The Right Nation
- Author: John Micklethwait, Adrian Wooldridge
- Publication date: May 24, 2004
- ISBN: 1-59420-020-3

= The Right Nation =

2004 book by Micklethwait and Wooldridge

The Right Nation (ISBN 1-59420-020-3) is a book published in 2004 which charts the rise of the Republican Party in the United States since Barry Goldwater's defeat in 1964. It was written by journalists, John Micklethwait and Adrian Wooldridge. Publishers Weekly described the book as an "engaging study of American conservatism" and a "penetrating analysis."

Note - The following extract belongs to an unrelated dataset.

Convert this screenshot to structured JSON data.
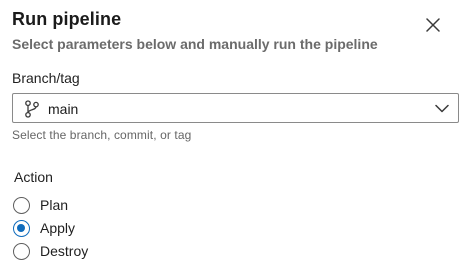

The book is composed of four parts:

- History, which comprises a discussion of the government careers of the Bush family, a discussion of George W. Bush's psychology, and an outline of the fortunes of the GOP during the second half of the 20th century.
- Anatomy, which discusses the way in which the Republican Party set about recovering from its near-catastrophic defeat in 1964, the role that think tanks play in the development of policy and political philosophy, particularly the American Enterprise Institute and The Heritage Foundation, and the power of footsoldiers motivated by cultural values in winning elections.
- Prophecy, which envisages two possible near-futures: why a Republican hegemony is (they argue) approaching, and reasons why this future may not come to pass.
- Exception discusses the theory of American exceptionalism and what it portends for the fortunes of political philosophies in the U.S.

Micklethwait and Wooldridge were, respectively, the U.S. editor and Washington correspondent for The Economist.